While heat is given off by the oxidation of the living matter of all the tissues, the greater part is the result of the activity of the muscular and glandular systems, and especially of the former.
For the lower or cold-blooded animals, the varying temperature is simply and directly associated with the varying amount of protoplasmic waste, and this again with the varying activities of the organism. The case of higher or warm-blooded animals (mammals and birds) presents, however, greater difficulty, since here the temperature remains practically constant throughout life (neglecting slight diurnal and seasonal variations, or the more serious perturbations due to the excitation and depression of the vital processes in various diseases). Some regulative mechanism must here be present, operating on the one hand to insure the regular maintenance of a minimum temperature, on the other to check its undue rise in periods of exceptional activity. This problem has been the subject of much physiological research, and is not yet fully exhausted; its essential solution is, however, due to Claude Bernard, whose Chaleur Animale (1876) may be taken as a centre round which the literature of the subject arranges itself.
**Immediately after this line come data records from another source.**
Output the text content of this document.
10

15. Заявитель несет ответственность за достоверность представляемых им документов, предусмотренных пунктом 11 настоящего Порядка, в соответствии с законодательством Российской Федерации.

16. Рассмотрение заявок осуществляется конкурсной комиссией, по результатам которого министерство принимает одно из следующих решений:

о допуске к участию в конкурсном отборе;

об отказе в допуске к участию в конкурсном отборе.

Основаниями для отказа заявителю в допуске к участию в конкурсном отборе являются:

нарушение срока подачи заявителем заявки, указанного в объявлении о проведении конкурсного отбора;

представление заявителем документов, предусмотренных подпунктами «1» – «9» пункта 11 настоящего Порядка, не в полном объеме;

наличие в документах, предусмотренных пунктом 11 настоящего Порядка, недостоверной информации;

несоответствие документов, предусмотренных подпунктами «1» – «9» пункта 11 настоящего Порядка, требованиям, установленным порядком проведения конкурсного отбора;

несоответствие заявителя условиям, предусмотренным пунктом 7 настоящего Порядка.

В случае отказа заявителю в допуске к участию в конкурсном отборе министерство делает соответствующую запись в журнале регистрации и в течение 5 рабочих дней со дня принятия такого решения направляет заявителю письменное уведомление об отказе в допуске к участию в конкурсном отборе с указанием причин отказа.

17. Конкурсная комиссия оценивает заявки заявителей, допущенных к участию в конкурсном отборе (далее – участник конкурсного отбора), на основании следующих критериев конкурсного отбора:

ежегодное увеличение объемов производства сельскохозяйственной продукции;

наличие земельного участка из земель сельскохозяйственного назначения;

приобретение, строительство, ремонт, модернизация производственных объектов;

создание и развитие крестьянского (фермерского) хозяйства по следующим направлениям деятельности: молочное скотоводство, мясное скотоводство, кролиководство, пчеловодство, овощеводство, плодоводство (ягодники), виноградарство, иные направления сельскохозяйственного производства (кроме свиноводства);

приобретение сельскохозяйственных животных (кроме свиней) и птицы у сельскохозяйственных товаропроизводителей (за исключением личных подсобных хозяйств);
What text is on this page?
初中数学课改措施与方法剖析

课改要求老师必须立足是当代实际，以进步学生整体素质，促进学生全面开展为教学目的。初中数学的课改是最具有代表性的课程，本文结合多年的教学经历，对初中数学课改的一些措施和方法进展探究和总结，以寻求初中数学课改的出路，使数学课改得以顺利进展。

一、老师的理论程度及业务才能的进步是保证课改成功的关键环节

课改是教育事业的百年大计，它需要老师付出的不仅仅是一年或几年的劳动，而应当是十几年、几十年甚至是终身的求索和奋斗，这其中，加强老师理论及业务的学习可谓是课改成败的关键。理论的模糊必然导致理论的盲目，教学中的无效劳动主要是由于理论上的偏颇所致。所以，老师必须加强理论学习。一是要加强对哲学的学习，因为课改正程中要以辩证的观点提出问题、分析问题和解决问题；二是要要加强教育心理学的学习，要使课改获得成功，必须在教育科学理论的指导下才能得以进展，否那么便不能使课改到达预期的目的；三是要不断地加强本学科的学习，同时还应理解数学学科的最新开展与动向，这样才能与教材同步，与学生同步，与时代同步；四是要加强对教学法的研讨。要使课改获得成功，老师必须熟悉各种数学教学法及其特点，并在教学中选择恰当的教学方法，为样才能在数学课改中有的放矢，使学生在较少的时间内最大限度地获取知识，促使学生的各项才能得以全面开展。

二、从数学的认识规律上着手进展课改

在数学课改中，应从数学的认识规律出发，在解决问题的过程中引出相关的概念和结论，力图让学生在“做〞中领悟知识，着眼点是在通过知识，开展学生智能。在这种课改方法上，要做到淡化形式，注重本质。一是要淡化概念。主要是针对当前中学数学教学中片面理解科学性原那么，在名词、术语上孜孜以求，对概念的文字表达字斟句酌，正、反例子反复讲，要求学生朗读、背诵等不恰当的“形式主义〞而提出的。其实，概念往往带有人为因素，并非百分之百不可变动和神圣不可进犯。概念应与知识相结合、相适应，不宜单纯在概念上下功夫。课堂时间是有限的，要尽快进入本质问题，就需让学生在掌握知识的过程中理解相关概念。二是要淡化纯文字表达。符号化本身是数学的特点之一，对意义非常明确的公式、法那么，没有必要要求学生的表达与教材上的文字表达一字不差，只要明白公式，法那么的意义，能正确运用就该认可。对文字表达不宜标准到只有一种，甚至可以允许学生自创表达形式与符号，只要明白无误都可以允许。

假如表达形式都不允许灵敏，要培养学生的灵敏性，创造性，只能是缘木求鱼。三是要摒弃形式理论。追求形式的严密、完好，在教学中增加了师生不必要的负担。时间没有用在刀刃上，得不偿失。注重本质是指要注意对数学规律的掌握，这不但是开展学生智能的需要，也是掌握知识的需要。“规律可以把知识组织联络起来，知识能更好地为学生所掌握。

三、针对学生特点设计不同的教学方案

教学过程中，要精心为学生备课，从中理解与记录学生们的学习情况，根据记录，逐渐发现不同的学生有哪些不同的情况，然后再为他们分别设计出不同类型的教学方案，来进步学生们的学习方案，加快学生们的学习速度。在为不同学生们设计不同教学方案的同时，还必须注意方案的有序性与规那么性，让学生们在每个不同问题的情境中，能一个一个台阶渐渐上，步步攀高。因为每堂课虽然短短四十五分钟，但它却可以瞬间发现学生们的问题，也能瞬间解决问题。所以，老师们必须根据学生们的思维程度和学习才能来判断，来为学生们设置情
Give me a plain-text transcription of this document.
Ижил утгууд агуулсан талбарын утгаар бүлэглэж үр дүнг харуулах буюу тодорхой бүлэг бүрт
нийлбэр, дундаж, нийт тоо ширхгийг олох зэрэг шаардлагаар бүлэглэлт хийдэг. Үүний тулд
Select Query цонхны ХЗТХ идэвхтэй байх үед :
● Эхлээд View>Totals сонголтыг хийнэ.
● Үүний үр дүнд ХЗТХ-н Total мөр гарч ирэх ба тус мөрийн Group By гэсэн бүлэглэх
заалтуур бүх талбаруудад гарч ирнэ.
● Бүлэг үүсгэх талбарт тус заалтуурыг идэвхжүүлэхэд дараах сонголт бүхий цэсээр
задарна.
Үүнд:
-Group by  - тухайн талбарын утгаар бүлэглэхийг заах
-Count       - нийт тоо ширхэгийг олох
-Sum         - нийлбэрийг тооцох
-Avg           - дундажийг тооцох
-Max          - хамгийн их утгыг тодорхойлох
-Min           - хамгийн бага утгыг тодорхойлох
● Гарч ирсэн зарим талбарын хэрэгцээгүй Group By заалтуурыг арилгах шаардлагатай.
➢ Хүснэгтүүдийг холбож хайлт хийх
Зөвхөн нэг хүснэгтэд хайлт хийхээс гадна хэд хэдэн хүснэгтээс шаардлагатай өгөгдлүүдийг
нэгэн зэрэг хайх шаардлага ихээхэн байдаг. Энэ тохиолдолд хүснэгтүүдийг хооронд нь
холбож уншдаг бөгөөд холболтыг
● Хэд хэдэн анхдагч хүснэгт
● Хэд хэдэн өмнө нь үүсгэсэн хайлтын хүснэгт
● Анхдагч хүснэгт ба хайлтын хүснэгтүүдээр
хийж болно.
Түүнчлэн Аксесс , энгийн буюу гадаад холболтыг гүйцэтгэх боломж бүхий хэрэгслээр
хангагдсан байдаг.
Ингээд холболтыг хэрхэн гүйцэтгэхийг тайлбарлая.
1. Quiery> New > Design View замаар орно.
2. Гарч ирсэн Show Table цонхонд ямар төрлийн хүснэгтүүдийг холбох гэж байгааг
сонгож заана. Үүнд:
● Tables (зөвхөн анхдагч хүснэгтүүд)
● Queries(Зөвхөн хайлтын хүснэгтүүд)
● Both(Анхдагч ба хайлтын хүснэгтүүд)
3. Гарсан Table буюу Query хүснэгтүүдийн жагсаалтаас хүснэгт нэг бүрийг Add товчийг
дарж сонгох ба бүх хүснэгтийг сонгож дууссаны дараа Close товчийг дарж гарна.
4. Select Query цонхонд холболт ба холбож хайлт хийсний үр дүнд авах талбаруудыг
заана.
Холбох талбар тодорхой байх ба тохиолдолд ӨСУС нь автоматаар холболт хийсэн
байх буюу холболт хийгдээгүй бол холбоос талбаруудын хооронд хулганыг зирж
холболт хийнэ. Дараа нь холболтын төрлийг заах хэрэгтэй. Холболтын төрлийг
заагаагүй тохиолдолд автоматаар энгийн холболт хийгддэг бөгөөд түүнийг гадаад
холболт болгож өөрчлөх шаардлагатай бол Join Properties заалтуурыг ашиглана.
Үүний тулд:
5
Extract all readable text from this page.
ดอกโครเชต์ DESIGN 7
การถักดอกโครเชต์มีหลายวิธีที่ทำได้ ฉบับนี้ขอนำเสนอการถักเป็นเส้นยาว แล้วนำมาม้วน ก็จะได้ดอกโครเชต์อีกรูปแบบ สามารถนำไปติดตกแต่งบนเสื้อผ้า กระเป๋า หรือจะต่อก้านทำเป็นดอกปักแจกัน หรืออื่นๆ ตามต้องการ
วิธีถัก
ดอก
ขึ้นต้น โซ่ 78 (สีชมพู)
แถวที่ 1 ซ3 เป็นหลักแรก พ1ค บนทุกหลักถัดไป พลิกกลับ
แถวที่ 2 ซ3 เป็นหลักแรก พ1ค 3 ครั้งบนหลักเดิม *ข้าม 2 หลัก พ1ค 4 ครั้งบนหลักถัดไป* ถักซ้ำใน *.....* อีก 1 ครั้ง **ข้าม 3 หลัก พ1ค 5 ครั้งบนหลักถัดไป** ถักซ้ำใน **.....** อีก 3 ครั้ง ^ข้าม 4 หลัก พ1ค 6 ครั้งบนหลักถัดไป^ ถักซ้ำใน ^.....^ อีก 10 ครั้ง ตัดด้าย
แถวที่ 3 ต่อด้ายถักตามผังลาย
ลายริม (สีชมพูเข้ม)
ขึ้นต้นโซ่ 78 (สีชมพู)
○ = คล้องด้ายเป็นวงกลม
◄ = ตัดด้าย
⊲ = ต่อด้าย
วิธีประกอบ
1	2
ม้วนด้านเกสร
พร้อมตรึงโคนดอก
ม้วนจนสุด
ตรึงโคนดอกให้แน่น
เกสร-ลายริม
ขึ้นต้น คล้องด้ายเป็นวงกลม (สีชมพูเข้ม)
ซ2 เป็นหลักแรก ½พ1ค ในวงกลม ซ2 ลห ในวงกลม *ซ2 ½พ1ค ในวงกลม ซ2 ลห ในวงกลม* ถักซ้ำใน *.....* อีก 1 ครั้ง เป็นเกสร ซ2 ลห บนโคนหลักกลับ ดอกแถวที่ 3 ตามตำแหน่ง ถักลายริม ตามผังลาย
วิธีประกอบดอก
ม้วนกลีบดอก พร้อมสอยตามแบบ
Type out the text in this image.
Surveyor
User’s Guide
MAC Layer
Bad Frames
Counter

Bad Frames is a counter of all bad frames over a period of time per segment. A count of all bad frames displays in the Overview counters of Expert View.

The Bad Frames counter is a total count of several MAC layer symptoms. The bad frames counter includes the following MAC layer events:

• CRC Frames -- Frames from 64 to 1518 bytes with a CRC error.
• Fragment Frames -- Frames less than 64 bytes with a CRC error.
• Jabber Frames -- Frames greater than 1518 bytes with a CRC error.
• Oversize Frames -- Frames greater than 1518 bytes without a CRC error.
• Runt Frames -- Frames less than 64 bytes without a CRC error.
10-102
The regulation of heat is on the one hand automatically effected by the variations in the quantity lost in warming the breathed air, in the flow of blood through the skin, and in perspiration. Thus if more air be passed in and out of the lungs in a given time, or if the vaso-motor nerves allow the skin blood-vessels to dilate and admit of a larger flow, or if perspiration increase, the body will become cooler, and vice versa. But on the other hand, there is every reason to believe from the researches of Hoppe-Seyler, Liebermeister, and others, that the production of heat through the activity of muscles and other organs is controlled by means of a special heat-regulating and nervous mechanism. Eulenberg and Landors have demonstrated a certain area in the brain, which, when stimulated, affects the temperature of the body. See PHYSIOLOGY, TEMPERATURE OF THE BODY.